Equalizer of reflexive pair

Question

A reflexive pair is a pair of parallel morphisms $f,g:X\to Y$ having a common section, i.e. a map $s:Y\to X$ such that $f\circ s = g\circ s = id_Y$.

Reflexive maps are famous because their coequalizers are reflexive coequalizers (see link above).

My question is about the equalizer of a reflexive pair:

Is the equalizer of the pair above given by $(Y,s)$? It clearly makes the right diagram commute. But is it universal?

Mind that I am not talking about the dual of the reflexive equalizer (i.e. the coreflexive equalizer), I want the pair to be reflexive, not coreflexive.

Answer 1

It is not necessarily universal. For example, if $f$ is a split epimorphism, with $s$ a section, then $f,f$ is a reflexive pair, but unless $f$ and $s$ are isomorphisms, $s$ is not the equalizer of $f$ and $f$, since the equalizer of two equal maps is just the identity.

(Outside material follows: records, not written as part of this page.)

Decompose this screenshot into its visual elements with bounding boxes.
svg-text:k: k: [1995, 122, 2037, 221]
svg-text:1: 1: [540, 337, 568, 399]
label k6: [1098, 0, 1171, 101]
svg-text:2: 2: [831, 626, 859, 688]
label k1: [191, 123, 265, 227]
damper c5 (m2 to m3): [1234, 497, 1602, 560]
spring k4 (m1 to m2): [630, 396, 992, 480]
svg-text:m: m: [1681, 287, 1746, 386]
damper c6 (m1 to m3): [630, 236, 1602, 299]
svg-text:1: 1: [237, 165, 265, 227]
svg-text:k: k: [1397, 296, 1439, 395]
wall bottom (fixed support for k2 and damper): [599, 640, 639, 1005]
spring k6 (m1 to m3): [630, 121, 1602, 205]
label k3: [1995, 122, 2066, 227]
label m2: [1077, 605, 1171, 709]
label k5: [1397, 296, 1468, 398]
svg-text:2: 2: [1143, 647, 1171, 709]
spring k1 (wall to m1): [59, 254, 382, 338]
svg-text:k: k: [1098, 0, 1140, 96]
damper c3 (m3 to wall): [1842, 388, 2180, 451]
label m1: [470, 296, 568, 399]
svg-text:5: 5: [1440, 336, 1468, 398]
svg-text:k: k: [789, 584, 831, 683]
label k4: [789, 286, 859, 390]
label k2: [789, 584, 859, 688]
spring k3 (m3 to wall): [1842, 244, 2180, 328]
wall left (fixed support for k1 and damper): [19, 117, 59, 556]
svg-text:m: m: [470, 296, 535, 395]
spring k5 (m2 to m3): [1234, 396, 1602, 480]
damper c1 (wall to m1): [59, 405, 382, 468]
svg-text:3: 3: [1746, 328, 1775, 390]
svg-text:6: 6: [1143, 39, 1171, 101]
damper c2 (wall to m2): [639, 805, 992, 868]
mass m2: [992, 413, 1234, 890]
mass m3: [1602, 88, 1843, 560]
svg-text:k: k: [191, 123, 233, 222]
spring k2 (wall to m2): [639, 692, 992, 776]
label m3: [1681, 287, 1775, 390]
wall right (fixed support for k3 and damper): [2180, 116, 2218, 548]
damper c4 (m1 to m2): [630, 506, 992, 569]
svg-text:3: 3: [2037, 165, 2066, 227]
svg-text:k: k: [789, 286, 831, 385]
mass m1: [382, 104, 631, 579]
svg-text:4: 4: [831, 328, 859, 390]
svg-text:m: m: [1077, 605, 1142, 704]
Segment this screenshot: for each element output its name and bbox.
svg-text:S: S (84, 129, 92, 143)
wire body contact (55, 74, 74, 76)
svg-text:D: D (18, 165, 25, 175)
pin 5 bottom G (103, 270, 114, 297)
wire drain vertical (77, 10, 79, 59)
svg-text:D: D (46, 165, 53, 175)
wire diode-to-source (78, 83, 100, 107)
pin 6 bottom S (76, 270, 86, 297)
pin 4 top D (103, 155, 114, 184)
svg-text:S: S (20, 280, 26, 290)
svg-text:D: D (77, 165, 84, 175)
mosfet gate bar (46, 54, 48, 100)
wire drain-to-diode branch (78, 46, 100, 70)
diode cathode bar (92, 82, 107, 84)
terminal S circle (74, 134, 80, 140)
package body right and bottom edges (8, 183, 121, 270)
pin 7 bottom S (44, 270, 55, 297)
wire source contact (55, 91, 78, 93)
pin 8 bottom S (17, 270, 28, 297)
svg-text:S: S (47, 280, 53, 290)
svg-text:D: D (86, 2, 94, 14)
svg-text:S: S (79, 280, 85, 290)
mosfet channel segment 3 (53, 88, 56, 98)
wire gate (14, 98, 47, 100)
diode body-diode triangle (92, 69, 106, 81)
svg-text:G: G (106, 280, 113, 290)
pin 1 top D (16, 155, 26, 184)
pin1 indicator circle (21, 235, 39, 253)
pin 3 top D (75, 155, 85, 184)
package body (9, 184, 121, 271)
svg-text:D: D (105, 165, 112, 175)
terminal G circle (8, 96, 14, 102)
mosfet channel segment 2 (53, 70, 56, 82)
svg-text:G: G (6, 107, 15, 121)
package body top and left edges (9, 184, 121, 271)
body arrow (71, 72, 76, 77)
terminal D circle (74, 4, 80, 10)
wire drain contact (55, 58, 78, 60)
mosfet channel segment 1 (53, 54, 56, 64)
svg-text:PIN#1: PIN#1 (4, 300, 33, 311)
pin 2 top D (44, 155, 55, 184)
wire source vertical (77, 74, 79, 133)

There is however one notable case where $s$ is the equalizer of $f$ and $g$ : when $f$ and $g$ are jointly monic, so that they form a reflexive relation. Then if $f\circ t=g\circ t$, one can show that $t=s\circ f\circ t$. Indeed, it suffices, since $f$ and $g$ are jointly monic, to check that $$f\circ s\circ f\circ t=f\circ t$$ and $$g\circ s\circ f \circ t=f\circ t=g\circ t.$$ Moreover, such a factorisation is clearly unique, since $s$ is a (split) monomorphism.

Answer 2

Let $\mathbf{AG}$ denote the category of abelian groups.

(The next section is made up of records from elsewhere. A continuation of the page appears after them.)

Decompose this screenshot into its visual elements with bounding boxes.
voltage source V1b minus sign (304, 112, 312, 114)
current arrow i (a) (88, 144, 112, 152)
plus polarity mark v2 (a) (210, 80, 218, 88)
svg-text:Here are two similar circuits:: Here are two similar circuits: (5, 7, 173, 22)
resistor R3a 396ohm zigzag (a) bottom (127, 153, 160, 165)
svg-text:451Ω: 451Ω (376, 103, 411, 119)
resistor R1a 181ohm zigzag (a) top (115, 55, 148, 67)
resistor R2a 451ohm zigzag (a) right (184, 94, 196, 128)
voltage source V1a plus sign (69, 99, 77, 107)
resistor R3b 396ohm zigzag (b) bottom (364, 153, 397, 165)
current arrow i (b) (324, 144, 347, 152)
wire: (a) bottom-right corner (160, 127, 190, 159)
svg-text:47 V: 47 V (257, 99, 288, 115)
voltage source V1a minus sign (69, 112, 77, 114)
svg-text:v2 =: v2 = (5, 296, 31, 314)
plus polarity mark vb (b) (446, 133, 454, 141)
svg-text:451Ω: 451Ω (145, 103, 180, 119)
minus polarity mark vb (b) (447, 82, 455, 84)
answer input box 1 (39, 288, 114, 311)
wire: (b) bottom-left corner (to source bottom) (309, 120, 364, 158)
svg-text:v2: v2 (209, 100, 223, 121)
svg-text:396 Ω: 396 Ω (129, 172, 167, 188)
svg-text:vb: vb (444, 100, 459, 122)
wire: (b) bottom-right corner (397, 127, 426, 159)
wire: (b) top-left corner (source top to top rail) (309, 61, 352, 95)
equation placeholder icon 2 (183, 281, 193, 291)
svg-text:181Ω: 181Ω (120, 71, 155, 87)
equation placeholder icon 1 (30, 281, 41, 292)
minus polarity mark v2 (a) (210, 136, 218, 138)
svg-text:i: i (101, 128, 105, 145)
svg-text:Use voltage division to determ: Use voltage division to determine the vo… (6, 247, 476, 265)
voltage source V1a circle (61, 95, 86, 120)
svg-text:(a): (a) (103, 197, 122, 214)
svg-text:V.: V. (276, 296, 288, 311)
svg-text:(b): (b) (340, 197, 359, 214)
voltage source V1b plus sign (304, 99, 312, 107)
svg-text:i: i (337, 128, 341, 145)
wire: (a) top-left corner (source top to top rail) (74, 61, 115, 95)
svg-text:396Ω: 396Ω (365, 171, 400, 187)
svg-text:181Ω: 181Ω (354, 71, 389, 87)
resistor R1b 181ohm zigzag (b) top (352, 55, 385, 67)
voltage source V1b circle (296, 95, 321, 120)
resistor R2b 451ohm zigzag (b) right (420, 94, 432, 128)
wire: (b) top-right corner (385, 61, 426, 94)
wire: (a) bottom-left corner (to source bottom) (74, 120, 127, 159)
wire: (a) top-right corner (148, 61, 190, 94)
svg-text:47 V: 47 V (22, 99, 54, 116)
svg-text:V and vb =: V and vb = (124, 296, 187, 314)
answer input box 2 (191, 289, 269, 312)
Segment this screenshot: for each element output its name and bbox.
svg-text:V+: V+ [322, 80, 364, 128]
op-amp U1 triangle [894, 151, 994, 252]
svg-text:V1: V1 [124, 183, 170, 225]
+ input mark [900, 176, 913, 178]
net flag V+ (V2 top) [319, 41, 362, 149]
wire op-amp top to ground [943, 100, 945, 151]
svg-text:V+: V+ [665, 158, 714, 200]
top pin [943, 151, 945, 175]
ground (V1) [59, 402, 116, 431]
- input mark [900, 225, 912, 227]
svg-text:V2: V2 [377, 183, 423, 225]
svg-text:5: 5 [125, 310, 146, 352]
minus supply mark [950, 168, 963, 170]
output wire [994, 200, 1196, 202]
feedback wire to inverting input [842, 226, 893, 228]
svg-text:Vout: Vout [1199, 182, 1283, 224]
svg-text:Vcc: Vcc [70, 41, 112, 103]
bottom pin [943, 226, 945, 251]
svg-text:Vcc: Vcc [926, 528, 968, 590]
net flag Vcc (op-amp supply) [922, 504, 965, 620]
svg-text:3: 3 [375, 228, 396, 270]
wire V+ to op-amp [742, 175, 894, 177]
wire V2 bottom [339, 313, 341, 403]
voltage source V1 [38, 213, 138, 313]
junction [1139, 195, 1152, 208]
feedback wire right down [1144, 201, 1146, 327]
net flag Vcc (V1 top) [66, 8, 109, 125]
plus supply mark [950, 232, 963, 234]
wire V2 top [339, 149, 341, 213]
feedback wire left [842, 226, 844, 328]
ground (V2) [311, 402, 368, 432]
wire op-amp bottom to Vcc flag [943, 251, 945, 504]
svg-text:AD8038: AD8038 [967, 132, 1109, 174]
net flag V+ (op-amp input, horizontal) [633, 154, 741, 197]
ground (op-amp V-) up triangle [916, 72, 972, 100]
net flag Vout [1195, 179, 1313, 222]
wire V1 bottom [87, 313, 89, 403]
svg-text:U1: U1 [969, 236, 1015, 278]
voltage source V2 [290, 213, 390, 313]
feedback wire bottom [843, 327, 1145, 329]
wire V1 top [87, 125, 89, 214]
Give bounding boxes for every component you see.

Let $Y = \mathbb{Z}$, $X = \mathbb{Z} \oplus \mathbb{Z}$, $f: X \to Y, f(z_1,z_2) = z_1$, $g = f$ and $s : Y \to X, s(z) = (z,0)$.

Then $s$ is a common section for $f, g$.

The equalizer of $f, g$ is the kernel of $f-g$. Since $f-g =0$ this kernel is the identity $id_X$. This shows that $s$ is not the equalizer of $f,g$.